PA chest radiograph shows multiple round opacities of
varying size with cavitation. Wall thickness varies from
0.4 to 1.0 cm.

Lateral chest radiographs show multiple round
opacities of varying size with cavitation.
Diagnosis
Pulmonary Metastasis.
Findings
The most common manifestation of metastatic disease to the lungs consists of one or more nodules within the lung parenchyma. These are usually derived from small tumor emboli lodging in peripheral pulmonary arteries or arterioles, with subsequent extension into adjacent parenchyma. In 75 percent of cases, nodules are multiple and tend to be more numerous in the basal portions of the lungs. Cavitation in metastatic neoplasms is less common (four percent) than in primary eoplasms of the lungs (nine percent). About two-thirds of multiple cavitating nodules are from squamous cell origin. The rest are mostly denocarcinoma, and rarely sarcoma.

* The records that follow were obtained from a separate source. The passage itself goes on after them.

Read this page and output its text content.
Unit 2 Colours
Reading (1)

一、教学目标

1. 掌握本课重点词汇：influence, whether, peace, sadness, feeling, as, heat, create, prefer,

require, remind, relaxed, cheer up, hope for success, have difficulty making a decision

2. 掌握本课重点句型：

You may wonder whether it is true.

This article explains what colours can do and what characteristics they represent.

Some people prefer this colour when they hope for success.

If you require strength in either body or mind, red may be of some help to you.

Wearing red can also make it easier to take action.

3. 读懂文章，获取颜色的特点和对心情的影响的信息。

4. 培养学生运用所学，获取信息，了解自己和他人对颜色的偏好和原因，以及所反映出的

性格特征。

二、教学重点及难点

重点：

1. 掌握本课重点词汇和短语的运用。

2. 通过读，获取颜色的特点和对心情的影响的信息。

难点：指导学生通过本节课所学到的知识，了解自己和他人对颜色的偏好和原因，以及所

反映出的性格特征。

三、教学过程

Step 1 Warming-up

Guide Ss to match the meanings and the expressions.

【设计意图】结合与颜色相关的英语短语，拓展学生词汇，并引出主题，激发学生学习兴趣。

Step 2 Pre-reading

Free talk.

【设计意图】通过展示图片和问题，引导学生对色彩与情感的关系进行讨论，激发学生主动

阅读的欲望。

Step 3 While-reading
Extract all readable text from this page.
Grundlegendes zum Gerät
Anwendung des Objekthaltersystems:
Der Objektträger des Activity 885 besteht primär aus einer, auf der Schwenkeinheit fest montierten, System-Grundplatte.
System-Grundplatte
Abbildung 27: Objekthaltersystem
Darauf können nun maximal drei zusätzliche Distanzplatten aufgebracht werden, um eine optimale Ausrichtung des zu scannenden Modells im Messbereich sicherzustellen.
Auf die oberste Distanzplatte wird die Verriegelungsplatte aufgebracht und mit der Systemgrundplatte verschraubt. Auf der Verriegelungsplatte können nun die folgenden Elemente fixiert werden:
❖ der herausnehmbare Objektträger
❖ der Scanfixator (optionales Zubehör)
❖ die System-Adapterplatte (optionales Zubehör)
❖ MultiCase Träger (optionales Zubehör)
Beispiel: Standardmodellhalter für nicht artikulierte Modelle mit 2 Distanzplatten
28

In men most cavitating metastases occur from primary head and neck squamous cell carcinoma, whereas in women they tend to originate from the genital tract, as in this patient with metastatic carcinoma from the cervix.
Cavitation occurs more frequently in the upper lobes than in lower lobe lesions and may be thin- or thick-walled. Only a few of the nodules may cavitate, and such nodules can show considerable variation in size.